La nazionale italiana invece non c’era, perché decidevo io, di volta in volta, i giocatori da convocare. Il gioco che mi ero inventato era un campionato speciale che facevo da solo, sul grande tappeto verde della mia camera. Le porte le avevo realizzate con il Meccano, il campo era illuminato da una grande lampada presa in prestito dalla scrivania di mio padre e la palla era un tondino di carta compressa e avvolta da nastro adesivo trasparente. Disponevo i giocatori delle due squadre sul campo, annunciavo le formazioni nell’ìncavo della mia mano sistemata a mo’ di altoparlante e aveva subito inizio la partita. Mentre giocavo, tenendo con la mano destra i calciatori di una squadra e, con la sinistra, quelli dell’altra, facevo la telecronaca dell’incontro e anche le esclamazioni del pubblico sugli spalti. Insomma il prodotto era completo, altro che Sky odierno, anche se mia nonna e i miei genitori, sentendomi parlare e gridare da solo dall’altra parte della porta, avranno spesso pensato che quel ragazzino non avesse tutte le rotelle a posto. Non era ancora tempo di psicoanalisti a go-go come oggi ma se lo fosse stato, sono convinto che avrebbero subito consultato qualche bravo strizzacervelli per risolvere i miei problemi.
A fine partita appuntavo il risultato dell’incontro su uno quadernetto e il campionato andava avanti così, giorno dopo giorno. Tanti sono stati i miei campionati in quegli anni e tanti i quaderni che ho riempito di classifiche e risultati, mentre i miei giocatori in bianco e nero scorazzavano felici su quel soffice tappeto verde. Non erano ancora nate le figurine Panini che debuttarono solo nel 1960, mentre invece esisteva già il Subbuteo, inventato nel 1947 dall’ornitologo inglese Peter Adolph ma restò confinato in Gran Bretagna, approdando in Italia solo negli anni Settanta.
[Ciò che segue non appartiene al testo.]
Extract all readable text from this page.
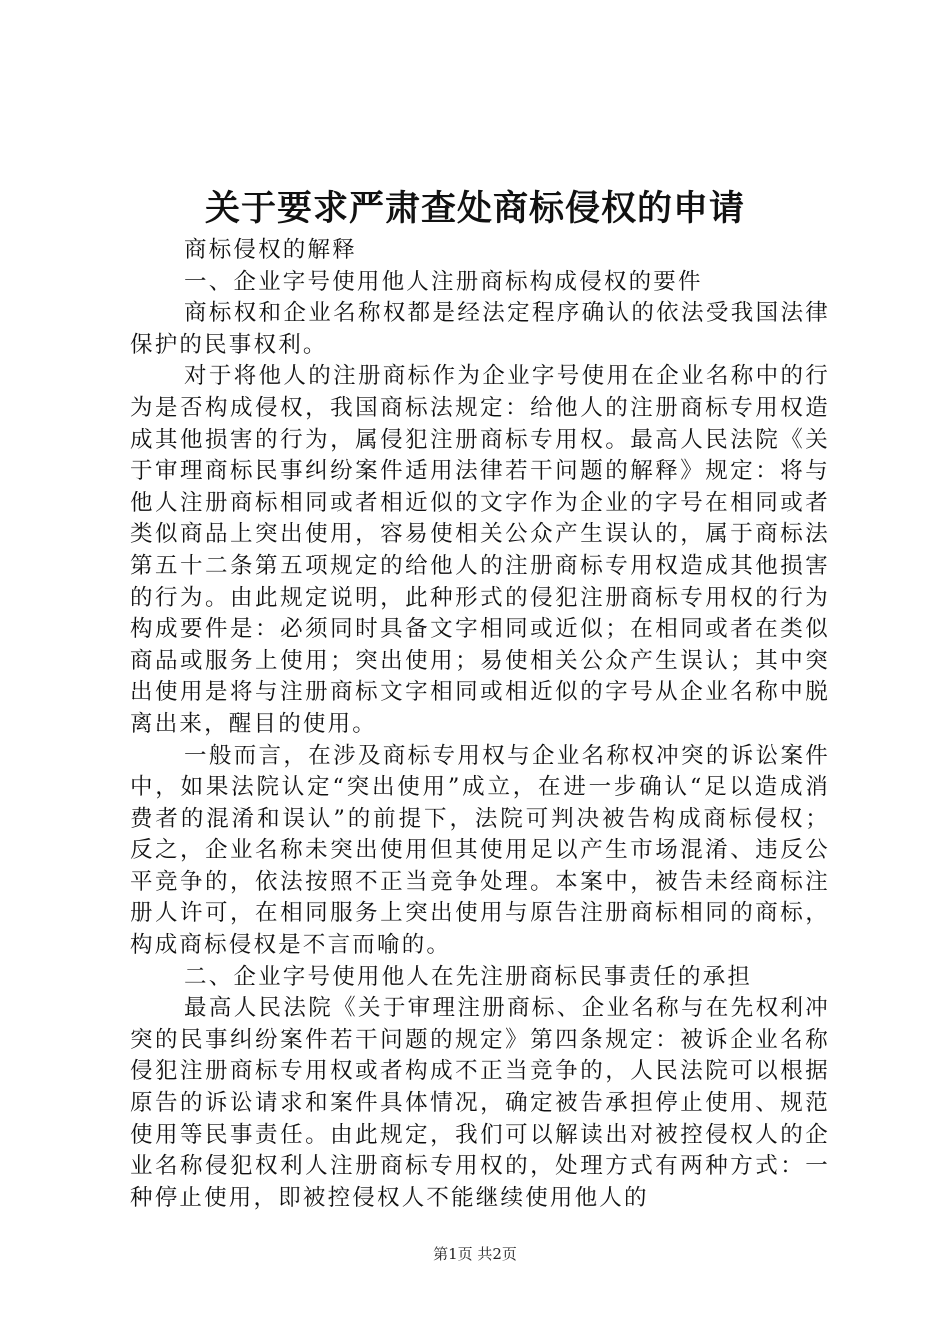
关于要求严肃查处商标侵权的申请

商标侵权的解释

一、企业字号使用他人注册商标构成侵权的要件

商标权和企业名称权都是经法定程序确认的依法受我国法律保护的民事权利。

对于将他人的注册商标作为企业字号使用在企业名称中的行为是否构成侵权，我国商标法规定：给他人的注册商标专用权造成其他损害的行为，属侵犯注册商标专用权。最高人民法院《关于审理商标民事纠纷案件适用法律若干问题的解释》规定：将与他人注册商标相同或者相近似的文字作为企业的字号在相同或者类似商品上突出使用，容易使相关公众产生误认的，属于商标法第五十二条第五项规定的给他人的注册商标专用权造成其他损害的行为。由此规定说明，此种形式的侵犯注册商标专用权的行为构成要件是：必须同时具备文字相同或近似；在相同或者在类似商品或服务上使用；突出使用；易使相关公众产生误认；其中突出使用是将与注册商标文字相同或相近似的字号从企业名称中脱离出来，醒目的使用。

一般而言，在涉及商标专用权与企业名称权冲突的诉讼案件中，如果法院认定“突出使用”成立，在进一步确认“足以造成消费者的混淆和误认”的前提下，法院可判决被告构成商标侵权；反之，企业名称未突出使用但其使用足以产生市场混淆、违反公平竞争的，依法按照不正当竞争处理。本案中，被告未经商标注册人许可，在相同服务上突出使用与原告注册商标相同的商标，构成商标侵权是不言而喻的。

二、企业字号使用他人在先注册商标民事责任的承担

最高人民法院《关于审理注册商标、企业名称与在先权利冲突的民事纠纷案件若干问题的规定》第四条规定：被诉企业名称侵犯注册商标专用权或者构成不正当竞争的，人民法院可以根据原告的诉讼请求和案件具体情况，确定被告承担停止使用、规范使用等民事责任。由此规定，我们可以解读出对被控侵权人的企业名称侵犯权利人注册商标专用权的，处理方式有两种方式：一种停止使用，即被控侵权人不能继续使用他人的

第1页 共2页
E io, invece, giocavo già “a figurine”. Si, perché lo chiamavo proprio così quel gioco inventato da un ragazzino figlio unico che, ignaro delle play station, dei videogiochi, dei computer e dei telefonini ultra accessoriati riservati ai ragazzini del futuro, si divertiva un sacco anche da solo, nei pomeriggi d’inverno, dalle parti del quartiere Miani, a Roma.